Les circonstances tragiques de la mort de Shinzo Abe ne doivent pas transformer les nécrologies en éloges funèbres, explique M.K. Bhadrakumar. Il rappelle en effet que l’ancien Premier ministre japonais avait modifié la Constitution sans consultation populaire pour rompre avec la tradition pacifiste qui prévalait depuis la Seconde Guerre mondiale. Abe était également un fervent partisan de l’expansion de l’OTAN en Asie. Le tout dans un contexte de tensions croissantes avec la Chine. Ce qui ne l’empêchait pas de jouer sur plusieurs tableaux… (IGA)
Lorsque des hommes politiques meurent, surtout s’il s’agit d’une mort prématurée dans des circonstances tragiques, les nécrologies ont tendance à en faire trop. Le sens des perspectives se perd lorsque les nécrologies deviennent des éloges funèbres. Mais on ne peut pas falsifier l’Histoire. Et en dernière analyse, ce sont bien les forces de l’Histoire qui écrivent le cours de la politique plutôt que les individus. C’est un fait, le Japon a un passé macabre, un passé impérial sanglant et brutal.
Presque tous les voisins du Japon ont payé le prix fort pour ses ambitions hégémonistes et sa soif de conquêtes territoriales. Le grand-père de Shinzo Abe, qui a fondé le parti au pouvoir au Japon, était lui-même un criminel de guerre.
À l’encontre des peuples conquis, notamment les peuples coréen et chinois, le Japon a commis des crimes innommables, même selon les normes du colonialisme. Par conséquent, lorsque l’héritage d’Abe sera évalué de manière impartiale – ça finira par arriver un jour – ce qui pourrait bien ressortir comme sa contribution la plus remarquable, c’est qu’il a sommairement retourné le Japon « pacifiste » et l’a ramené malgré lui à son passé « militariste ». Cela ne fait aucun doute.
Quelles seront les répercussions politiques en Asie et sur l’économie du Japon à moyen et long terme? Pour l’heure, la question reste en suspens de manière troublante. De fait, Abe n’a pas cherché à avoir le soutien de ses concitoyens pour modifier la Constitution, il craignait que la nation n’adhère pas à son programme.
Nous ne savons pas ce qui a poussé le jeune assassin à commettre un crime aussi abominable, mais le fait qu’il se soit rendu suggère qu’il était un homme aux convictions fortes et que le meurtre était loin d’être un acte impulsif. Et cela nous rappelle qu’Abe était une figure controversée au Japon.

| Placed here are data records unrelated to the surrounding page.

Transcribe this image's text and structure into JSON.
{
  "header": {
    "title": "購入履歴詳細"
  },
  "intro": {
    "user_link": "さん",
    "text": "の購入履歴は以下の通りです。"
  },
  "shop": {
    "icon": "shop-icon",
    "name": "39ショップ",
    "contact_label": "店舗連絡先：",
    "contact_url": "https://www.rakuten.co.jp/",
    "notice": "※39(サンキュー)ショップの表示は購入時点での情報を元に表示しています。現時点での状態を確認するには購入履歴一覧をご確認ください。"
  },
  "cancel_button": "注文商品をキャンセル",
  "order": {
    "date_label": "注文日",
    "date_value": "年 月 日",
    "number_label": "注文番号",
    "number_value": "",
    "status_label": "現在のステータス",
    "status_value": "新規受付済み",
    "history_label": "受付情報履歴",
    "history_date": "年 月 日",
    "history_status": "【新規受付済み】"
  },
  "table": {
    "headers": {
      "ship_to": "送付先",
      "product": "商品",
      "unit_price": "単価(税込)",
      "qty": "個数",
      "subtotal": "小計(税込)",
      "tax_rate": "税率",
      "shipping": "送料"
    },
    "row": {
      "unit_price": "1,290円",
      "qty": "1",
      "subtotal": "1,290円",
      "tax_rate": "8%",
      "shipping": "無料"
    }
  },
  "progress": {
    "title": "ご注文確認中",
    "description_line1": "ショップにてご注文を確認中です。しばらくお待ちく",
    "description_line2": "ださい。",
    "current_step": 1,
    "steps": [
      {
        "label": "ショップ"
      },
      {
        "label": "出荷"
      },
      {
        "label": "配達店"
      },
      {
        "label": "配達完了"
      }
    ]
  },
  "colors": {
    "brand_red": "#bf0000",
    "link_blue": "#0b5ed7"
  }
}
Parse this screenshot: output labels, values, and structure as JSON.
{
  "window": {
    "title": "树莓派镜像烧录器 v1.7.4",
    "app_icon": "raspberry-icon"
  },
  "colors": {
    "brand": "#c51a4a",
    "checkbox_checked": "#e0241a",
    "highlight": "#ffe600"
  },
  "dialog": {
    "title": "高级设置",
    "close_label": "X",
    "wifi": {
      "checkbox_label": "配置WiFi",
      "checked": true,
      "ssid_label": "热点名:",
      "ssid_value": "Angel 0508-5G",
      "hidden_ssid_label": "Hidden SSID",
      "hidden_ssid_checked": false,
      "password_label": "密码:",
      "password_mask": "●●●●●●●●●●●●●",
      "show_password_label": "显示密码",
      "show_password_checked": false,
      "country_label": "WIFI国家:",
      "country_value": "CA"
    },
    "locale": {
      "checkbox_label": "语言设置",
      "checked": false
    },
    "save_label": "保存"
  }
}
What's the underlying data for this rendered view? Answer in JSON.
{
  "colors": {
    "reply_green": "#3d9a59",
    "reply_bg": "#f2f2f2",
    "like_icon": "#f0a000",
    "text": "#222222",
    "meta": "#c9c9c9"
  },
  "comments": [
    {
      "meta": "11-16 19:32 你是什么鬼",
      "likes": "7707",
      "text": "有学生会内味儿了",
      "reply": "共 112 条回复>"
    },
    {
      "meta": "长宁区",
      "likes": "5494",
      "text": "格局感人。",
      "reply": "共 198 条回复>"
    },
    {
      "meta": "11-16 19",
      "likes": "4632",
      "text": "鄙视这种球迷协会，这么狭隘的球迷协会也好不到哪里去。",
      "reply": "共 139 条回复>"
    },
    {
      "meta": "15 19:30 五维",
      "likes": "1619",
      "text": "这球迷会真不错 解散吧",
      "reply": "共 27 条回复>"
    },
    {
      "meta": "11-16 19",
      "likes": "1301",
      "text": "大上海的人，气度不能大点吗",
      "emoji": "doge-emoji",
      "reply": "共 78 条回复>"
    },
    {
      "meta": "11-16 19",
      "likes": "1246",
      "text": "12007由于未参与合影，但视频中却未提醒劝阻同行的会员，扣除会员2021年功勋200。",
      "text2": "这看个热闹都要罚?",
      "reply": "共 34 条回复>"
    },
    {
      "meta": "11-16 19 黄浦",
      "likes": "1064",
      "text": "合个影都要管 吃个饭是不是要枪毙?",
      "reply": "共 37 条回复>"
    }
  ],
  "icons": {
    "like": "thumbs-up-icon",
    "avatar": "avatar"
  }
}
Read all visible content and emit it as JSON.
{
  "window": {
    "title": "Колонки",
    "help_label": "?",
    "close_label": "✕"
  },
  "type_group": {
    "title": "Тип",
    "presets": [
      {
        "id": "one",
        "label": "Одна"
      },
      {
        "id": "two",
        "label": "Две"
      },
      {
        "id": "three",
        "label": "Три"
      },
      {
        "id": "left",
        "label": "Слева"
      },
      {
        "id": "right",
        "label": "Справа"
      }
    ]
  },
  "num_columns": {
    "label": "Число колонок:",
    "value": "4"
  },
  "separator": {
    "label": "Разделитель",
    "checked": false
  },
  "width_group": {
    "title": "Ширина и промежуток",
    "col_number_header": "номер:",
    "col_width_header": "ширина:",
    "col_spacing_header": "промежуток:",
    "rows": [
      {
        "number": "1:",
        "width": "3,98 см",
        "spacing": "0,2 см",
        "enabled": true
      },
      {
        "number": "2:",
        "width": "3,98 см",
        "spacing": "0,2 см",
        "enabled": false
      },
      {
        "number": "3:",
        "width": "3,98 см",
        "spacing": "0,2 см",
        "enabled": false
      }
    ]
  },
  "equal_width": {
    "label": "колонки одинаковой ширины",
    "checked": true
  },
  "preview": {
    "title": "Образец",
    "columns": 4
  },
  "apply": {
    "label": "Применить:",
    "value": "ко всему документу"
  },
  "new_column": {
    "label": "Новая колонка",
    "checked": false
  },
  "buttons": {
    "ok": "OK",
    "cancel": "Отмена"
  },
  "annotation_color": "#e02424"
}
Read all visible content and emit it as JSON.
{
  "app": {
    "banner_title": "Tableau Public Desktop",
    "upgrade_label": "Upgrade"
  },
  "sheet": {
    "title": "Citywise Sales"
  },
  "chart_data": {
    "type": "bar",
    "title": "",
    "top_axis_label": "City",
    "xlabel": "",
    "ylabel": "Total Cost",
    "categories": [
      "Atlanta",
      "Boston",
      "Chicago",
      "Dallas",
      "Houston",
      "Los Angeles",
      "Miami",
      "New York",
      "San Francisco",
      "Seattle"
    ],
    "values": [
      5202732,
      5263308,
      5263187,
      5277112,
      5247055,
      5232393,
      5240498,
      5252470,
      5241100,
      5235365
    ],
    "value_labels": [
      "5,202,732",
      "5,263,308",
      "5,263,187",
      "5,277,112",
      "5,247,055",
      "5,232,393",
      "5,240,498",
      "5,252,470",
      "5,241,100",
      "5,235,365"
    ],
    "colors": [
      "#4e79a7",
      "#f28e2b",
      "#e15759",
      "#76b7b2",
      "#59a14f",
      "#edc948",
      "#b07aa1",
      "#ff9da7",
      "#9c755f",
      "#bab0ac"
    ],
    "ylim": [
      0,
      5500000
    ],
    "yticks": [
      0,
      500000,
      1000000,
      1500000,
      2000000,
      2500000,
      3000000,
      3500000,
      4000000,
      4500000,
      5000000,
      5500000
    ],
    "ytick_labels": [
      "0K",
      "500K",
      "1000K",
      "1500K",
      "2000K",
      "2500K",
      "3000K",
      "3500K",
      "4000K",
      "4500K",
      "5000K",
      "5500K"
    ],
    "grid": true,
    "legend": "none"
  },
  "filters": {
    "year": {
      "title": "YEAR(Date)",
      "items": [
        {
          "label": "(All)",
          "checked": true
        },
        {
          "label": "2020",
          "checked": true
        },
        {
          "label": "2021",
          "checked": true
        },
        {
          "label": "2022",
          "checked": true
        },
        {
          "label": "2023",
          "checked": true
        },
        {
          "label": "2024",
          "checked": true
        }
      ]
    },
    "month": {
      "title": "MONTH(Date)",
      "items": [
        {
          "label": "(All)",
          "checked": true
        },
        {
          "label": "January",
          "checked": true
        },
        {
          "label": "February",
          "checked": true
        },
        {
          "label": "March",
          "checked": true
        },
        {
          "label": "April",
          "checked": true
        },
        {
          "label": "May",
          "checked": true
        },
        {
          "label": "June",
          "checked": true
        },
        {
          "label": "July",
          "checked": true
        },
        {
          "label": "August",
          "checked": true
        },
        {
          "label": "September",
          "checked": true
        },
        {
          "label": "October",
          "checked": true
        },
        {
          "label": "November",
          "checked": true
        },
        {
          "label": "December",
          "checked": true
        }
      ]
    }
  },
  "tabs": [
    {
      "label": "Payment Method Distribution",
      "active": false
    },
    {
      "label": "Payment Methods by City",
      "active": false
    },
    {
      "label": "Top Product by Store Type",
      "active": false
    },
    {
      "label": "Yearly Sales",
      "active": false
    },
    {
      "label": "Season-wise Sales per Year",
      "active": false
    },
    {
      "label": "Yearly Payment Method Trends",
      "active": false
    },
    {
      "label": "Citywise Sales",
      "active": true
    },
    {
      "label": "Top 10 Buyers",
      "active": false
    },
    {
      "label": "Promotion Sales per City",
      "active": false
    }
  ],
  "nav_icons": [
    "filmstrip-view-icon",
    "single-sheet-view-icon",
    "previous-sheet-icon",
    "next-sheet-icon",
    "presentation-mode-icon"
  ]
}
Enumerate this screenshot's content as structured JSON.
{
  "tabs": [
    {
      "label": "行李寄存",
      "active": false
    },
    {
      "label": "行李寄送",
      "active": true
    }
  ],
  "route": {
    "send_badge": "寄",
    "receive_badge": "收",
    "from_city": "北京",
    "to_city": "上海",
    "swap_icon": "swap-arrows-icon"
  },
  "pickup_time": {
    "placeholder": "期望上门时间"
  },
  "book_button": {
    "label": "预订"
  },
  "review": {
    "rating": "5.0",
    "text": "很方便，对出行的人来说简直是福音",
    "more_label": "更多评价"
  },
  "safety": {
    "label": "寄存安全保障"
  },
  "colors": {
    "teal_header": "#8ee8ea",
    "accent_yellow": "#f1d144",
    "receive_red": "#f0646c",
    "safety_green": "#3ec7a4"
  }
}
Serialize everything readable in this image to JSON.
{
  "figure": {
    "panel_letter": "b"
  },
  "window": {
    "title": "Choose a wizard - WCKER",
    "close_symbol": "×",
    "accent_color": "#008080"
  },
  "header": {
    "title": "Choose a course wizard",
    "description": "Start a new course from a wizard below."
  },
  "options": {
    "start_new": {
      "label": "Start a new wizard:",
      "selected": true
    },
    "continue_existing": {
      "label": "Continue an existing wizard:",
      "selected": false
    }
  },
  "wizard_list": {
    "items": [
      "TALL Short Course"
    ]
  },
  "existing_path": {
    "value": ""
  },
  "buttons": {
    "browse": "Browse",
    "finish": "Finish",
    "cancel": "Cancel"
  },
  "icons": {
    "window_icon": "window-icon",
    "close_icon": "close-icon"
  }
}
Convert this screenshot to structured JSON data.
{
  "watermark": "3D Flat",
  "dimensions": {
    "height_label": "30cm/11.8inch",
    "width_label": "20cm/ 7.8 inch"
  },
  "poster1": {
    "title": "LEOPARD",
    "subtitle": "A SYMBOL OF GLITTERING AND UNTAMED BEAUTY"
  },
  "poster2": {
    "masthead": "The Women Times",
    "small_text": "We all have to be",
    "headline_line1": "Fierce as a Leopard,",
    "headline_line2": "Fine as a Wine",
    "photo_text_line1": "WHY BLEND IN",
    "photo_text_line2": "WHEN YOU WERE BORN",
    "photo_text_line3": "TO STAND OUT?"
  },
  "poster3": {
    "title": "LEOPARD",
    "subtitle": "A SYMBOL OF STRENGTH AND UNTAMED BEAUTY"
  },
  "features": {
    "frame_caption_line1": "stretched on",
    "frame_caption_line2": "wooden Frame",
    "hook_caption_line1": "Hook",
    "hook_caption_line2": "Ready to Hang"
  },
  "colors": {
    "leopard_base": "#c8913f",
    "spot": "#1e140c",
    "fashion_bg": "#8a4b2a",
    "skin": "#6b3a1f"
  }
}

Le programme de réformes d’Abe a creusé le fossé entre les riches et les pauvres et a alimenté le mécontentement social. Par ailleurs, son abandon du « pacifisme » japonais n’a pas fait l’objet d’un consensus national. Le populisme d’Abe a masqué son véritable programme. Son recours aux instincts les plus bas, tels que les préjugés raciaux et ethniques, ainsi que sa manipulation des médias et la suppression de la liberté de la presse, ont porté atteinte aux fondements démocratiques du Japon.
Il convient donc de remettre en question sa « vision », comme ses admirateurs ont tendance à l’appeler. Franchement, Abe est devenu un polariseur de l’opinion mondiale. Pour dire les choses simplement, les sinophobes monolithiques commencent à l’idolâtrer et, dans la foulée, oublient son héritage boiteux sous un déluge d’émotions.
La troïka de la Quadrilatérale a elle-même utilisé une expression accrocheuse dans son étrange nécrologie. Elle a fait l’éloge d’Abe en le présentant comme un « leader transformateur pour le Japon » et s’est discrètement arrêtée là. La troïka de la Quadrilatérale a raison d’estimer qu’Abe « a joué un rôle formateur dans la fondation du partenariat quadrilatéral et [qu’il] a travaillé sans relâche pour faire avancer une vision partagée d’un Indo-Pacifique libre et ouvert« . Il était en effet un ardent défenseur de la stratégie d’endiguement de la Chine.